By Zsolt Bizderi — 08 Jan 2025

Home Assistant Voice - Software & Hardware

Home Assistant Voice Hardware: A neat ESP32 device revolutionizing smart home voice control.

In December, Home Assistant dropped a long-awaited piece of hardware that many of us in the smart home community wanted to get our hands on – their dedicated voice assistant hardware. Naturally, I ordered a few right away.

For years, my Home Assistant instance has been the backbone of my home, controlling almost all electronics. But one glaring pain point remained – the absence of a reliable voice assistant that could rival Google Assistant or Siri. The 2023 voice control revamp was a step in the right direction, but without hardware, controlling the house meant reaching for my phone, computer, or dealing with third-party ESP32 builds with poor microphones, weak speakers, or clunky designs.

The Home Assistant Voice Preview is an ESP32-powered box that runs on ESPHome. It has a beautiful design that fits naturally into any smart home setup.

In this post, I'll walk through my experience with the device, why it stands out from other ESP32 solutions, and how it integrates with Home Assistant to deliver a polished and responsive voice assistant experience.

The setup process for Home Assistant's new voice hardware is refreshingly simple. The kit includes clear documentation guiding you through connecting it to your existing Home Assistant instance. In this guide, I'll walk through both the workflow behind the hardware and the physical box itself. This assumes you already have a basic understanding of how Home Assistant’s voice assistant operates.

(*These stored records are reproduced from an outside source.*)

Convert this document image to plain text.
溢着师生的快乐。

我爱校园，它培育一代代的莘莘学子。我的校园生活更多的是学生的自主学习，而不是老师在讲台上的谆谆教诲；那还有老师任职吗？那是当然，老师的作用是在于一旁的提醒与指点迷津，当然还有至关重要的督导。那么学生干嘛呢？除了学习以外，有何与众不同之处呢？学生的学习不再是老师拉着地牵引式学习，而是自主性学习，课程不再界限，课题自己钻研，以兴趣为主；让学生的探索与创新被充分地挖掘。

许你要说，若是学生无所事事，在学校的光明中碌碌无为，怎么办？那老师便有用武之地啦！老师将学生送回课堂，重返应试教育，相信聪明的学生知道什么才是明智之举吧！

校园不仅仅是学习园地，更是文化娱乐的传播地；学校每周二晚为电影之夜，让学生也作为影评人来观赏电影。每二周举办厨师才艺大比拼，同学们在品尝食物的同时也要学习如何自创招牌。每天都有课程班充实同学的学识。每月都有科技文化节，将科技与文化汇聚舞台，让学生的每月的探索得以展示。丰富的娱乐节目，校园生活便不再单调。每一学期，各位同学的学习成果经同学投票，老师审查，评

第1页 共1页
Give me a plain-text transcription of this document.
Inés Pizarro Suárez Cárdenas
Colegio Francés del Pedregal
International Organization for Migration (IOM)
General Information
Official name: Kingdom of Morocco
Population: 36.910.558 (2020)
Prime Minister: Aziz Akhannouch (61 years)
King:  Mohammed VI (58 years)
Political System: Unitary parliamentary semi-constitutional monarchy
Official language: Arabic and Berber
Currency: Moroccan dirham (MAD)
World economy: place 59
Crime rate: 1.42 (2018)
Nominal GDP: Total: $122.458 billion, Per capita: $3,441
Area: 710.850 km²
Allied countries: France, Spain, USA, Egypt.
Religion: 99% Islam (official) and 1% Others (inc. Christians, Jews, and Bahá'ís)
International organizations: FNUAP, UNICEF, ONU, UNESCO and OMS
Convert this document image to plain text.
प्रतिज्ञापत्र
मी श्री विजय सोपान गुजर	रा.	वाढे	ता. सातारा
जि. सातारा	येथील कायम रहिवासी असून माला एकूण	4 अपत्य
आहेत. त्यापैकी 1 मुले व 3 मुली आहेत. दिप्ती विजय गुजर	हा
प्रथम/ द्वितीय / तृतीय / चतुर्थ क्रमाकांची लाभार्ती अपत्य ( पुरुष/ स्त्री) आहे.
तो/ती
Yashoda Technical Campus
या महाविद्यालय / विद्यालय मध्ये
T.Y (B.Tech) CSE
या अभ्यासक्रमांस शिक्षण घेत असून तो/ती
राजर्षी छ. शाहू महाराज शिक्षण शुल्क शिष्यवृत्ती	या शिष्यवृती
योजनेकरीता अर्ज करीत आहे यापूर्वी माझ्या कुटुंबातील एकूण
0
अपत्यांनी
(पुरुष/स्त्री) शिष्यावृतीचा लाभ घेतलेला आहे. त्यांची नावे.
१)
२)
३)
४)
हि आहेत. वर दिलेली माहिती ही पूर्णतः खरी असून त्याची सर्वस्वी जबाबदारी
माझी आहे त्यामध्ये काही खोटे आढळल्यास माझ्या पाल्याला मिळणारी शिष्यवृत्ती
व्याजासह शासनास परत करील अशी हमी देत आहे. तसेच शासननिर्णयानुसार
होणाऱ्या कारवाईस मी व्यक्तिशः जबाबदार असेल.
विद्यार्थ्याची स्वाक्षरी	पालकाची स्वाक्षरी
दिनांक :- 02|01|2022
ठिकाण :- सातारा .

The Voice Assistant System

The Home Assistant voice assistant operates through three core components:

Speech to Text (STT) – Converting voice input into text.
Context Analysis – Interpreting the text and determining the appropriate response or action.
Text to Speech (TTS) – Converting the response back into spoken words.

1. Speech to Text (STT)

I experimented with a few STT solutions before settling on Vosk. While Whisper is the official recommendation, I found Vosk to be faster and more responsive, essential for quick interactions. Vosk is also part of the Wyoming protocol, making integration simple.

2. Context Analysis

For context analysis, I explored a few options:

Home Assistant's Native Tool – Great for basic device control, but lacks general conversational features. You have to be very specific with the structure of your sentences, I abandoned it fairly quickly.
Local LLM (Ollama) – I initially tried using my local LLM running on Ollama. However, responses were slow (~10 seconds), making it impractical for daily use.
OpenAI API – Ultimately, I opted for OpenAI's API via the OpenAI Conversation integration. It’s fast, responsive, and can handle general questions as well as home control. The OpenAI API uses credits that are separate from regular ChatGPT subscriptions, but for my usage, credits last a long time. To control devices, ensure entities are properly exposed to the conversation agent.

3. Text to Speech (TTS)

Here’s where things got interesting. I tested several TTS options to find the most natural and pleasing voice:

Piper – The default Wyoming TTS. Functional but too robotic (think Microsoft Sam). Quickly abandoned.
Google Translate – Surprisingly effective, with more human-like voices. A solid mid-tier option.
ElevenLabs – The gold standard. Extremely realistic voices, but expensive. Performance-wise, nothing else compares. The ElevenLabs integration handles this beautifully.

My Ideal Stack: Vosk (STT) + OpenAI (conversational agent) + ElevenLabs (TTS). The combination delivers near-instantaneous, human-like responses that surpass commercial assistants like Alexa. I would go as far as saying it is actually like talking to a human.

The Hardware – Design, Functionality, and Daily Use

The design of the Home Assistant voice hardware is clearly inspired by the original iPod, complete with the iconic click wheel. This design choice adds a touch of nostalgia while remaining practical and intuitive.

What Stands Out:

Microphones – High quality, sensitive enough to reliably catch the wake word from across the room. (Currently, custom wake words aren’t supported, but I hope that changes in future updates.)
LED Ring – The RGB LED circle is bright, vivid, and responsive. It adds a great visual cue when interacting with the assistant.
Rotary Disk & Button – The center button and rotating wheel aren’t just for show – they’re fully functional Home Assistant entities. The rotary action can adjust volume, while the button can trigger automations or control entities.

Where It Could Be Better:

Speakers – This is the one area where the device falls short. At max volume, the audio can sound a little boxy and lacks the fullness you’d expect from an Amazon Echo or Google Nest. However, the slim profile and sleek form factor make up for this. It feels like a design trade-off – compact and stylish, but not quite an audio powerhouse, although, it won't be used for playing music anyway.

I’m adding one to every room. Being able to talk to Home Assistant directly has completely changed how I interact with my smart home. It’s the missing piece that bridges automation and voice control in a way that finally feels complete. Honestly, I couldn’t be happier with it.